Real-To-Reel: Chicago’s Old Belden Deli Was Where The Epic DeNiro & Pacino Diner Scene From Heat Took Place In Real Life


January 21, 2022 — The famous Robert DeNiro-Al Pacino scene in the movie Heat where Pacino’s super cop and DeNiro’s super thief have coffee at a non-distinct Southern California diner discussing the inevitable deadly collision course their two characters were on really happened in 1963 at Chicago’s once massively popular, Belden Deli, which today only remains in the form of a memory.

According to Chuck Adamson, the hard-charging police detective that inspired Pacino’s role in the film, the encounter and dialogue you watch on screen is almost an exact move-by-move, word-for-word recreation of the actual real event.

“I didn’t know whether to shoot him, arrest him or buy him a cup a coffee,” Adamson described his initial feelings about the odd face-to-face encounter. “I chose the latter.̶


Almost a year following their shared cup of coffee at the Belden Deli in 1964, Adamson ended up shooting his rival to death on the job.

The Belden Deli was located on Clark Street in Chicago’s Lincoln Park neighborhood on the near Northside. The establishment was open 24 hours a day from when it opened in 1957 until shuttering in 1988 to make way for a renovation that converted the building that housed the Jewish-style comfort food paradise into apartments and a giant Tower Records. A block south of the deli’s former location on the other side of Clark Street is the site of the St. Valentine’s Massacre. The story in the movie adaption changed cities from Chicago to Los Angeles.

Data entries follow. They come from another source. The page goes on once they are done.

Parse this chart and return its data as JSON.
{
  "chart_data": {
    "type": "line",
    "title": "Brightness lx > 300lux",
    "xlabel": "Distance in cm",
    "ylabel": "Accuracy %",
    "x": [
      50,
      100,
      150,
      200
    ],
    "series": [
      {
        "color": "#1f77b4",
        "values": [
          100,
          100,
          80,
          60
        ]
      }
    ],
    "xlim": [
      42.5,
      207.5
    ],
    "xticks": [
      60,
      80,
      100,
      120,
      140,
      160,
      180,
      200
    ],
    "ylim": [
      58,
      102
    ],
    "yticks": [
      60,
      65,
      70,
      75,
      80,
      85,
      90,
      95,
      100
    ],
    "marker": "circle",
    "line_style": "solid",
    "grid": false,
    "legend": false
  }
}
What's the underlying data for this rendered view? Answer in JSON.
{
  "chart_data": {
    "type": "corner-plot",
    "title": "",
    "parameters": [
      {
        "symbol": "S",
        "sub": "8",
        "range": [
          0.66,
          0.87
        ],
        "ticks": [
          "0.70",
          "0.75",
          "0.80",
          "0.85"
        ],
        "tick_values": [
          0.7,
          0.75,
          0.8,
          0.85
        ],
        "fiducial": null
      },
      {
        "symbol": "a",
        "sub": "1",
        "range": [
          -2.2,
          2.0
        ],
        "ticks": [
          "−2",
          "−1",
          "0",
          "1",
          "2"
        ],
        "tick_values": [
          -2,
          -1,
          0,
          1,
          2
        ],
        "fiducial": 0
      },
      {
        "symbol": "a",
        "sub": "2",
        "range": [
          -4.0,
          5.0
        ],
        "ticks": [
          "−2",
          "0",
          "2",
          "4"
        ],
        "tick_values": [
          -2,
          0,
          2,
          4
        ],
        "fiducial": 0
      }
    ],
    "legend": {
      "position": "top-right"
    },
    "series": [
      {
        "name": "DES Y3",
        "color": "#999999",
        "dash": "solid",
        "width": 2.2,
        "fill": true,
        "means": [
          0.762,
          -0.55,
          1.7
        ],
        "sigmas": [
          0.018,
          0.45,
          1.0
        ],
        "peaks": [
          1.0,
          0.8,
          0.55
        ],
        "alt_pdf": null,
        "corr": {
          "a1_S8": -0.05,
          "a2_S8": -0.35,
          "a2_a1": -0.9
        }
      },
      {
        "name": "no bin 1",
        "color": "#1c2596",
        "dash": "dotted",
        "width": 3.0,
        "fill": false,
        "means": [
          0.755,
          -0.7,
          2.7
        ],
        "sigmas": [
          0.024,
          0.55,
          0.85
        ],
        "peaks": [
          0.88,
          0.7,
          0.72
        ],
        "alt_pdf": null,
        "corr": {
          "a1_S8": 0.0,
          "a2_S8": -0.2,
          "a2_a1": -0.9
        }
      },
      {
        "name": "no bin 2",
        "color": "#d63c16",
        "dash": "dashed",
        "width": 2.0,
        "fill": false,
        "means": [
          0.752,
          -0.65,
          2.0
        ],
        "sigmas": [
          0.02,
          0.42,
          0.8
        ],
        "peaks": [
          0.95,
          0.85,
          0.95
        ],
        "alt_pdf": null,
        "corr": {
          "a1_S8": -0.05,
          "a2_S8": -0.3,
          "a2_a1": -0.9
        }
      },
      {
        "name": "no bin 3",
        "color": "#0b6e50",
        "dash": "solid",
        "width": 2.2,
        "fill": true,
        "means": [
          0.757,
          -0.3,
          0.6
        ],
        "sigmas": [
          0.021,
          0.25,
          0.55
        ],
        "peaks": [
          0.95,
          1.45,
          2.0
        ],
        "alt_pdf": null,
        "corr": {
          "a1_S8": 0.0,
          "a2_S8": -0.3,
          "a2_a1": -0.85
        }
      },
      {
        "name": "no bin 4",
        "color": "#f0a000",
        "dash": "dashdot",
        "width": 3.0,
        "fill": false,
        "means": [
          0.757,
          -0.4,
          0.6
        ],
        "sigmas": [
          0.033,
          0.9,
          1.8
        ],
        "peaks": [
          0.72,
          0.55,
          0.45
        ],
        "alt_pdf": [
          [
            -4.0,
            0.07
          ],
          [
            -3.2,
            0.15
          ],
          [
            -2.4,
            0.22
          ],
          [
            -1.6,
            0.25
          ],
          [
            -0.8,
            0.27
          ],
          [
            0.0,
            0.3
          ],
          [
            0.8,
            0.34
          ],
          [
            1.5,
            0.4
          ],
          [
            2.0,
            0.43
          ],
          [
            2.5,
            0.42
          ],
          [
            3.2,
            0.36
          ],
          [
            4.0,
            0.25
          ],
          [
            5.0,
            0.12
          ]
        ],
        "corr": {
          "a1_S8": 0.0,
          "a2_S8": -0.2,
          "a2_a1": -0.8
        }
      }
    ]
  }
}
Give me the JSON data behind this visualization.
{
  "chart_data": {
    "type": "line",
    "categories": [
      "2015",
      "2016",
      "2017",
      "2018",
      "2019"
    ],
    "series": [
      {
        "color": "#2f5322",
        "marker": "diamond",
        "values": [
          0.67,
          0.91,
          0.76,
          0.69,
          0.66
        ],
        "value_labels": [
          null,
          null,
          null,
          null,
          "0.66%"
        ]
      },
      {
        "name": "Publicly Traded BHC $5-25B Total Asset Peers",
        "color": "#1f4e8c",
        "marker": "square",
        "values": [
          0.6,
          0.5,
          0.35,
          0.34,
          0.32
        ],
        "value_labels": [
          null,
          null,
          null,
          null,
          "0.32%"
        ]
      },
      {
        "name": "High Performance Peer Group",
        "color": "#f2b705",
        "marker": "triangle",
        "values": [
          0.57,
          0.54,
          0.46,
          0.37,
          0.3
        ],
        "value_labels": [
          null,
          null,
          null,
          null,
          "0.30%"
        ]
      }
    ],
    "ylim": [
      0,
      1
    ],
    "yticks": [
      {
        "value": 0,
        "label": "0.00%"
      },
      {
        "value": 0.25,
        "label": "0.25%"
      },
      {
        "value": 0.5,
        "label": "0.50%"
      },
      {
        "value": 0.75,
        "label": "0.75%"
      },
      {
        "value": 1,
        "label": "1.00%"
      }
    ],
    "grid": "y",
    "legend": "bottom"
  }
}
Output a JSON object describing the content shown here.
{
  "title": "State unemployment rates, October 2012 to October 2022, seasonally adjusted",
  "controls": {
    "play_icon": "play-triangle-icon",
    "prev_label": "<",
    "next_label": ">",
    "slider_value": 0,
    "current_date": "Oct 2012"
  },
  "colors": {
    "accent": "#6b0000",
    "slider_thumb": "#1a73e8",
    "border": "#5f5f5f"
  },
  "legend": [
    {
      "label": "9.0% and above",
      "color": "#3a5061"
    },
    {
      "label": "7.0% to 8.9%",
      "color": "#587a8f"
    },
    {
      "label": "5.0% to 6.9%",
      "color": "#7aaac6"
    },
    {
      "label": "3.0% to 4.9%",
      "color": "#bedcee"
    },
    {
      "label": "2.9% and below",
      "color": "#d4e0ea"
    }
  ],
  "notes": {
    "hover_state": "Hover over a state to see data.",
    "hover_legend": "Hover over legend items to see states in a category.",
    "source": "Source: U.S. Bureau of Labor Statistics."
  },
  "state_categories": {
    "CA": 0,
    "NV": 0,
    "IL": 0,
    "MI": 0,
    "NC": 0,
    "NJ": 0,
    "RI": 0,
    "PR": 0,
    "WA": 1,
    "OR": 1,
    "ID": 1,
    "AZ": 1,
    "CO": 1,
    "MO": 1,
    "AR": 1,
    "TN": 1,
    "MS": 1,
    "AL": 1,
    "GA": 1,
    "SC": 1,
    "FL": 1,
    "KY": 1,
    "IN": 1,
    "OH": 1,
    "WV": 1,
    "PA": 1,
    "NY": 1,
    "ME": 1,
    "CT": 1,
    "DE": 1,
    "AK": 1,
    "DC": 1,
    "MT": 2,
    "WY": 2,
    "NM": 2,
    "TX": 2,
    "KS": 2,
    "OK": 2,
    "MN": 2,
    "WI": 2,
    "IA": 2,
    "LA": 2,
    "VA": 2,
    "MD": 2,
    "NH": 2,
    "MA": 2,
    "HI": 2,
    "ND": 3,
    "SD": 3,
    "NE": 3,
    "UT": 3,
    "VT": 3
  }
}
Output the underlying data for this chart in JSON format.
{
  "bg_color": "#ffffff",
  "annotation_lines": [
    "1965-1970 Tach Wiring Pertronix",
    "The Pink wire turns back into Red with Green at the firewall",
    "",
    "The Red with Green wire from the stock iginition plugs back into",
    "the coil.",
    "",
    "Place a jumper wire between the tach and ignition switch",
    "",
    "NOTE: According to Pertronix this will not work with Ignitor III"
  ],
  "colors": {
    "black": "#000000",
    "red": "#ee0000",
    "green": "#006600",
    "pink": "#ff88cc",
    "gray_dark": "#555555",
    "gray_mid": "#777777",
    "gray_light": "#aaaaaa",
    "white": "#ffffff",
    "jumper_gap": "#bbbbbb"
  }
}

Helmed by native Chicagoan Michael Mann, Heat was released in 1995 was the first time the iconic actors DeNiro and Pacino appeared on the screen together at the same time. Pacino’s L.A. cop character Vincent Hanna is based on Adamson, who worked in the Robbery-Homicide Division of the Chicago Police Department for decades before transitioning to Hollywood screenwriting and co-creating the cult-classic 1980s NBC television drama Crime Story alongside Mann at the height of his Miami Vice success. Adamson penned a number episodes of Miami Vice for Mann.

DeNiro’s ultra-disciplined thief character, Neil McCauley, is based on a real-life Windy City underworld figure with the same name who Adamson tracked for a near five-year period in the 1960s and eventually killed in a shootout in the aftermath of an armed robbery. Adamson died of lung cancer in 2008.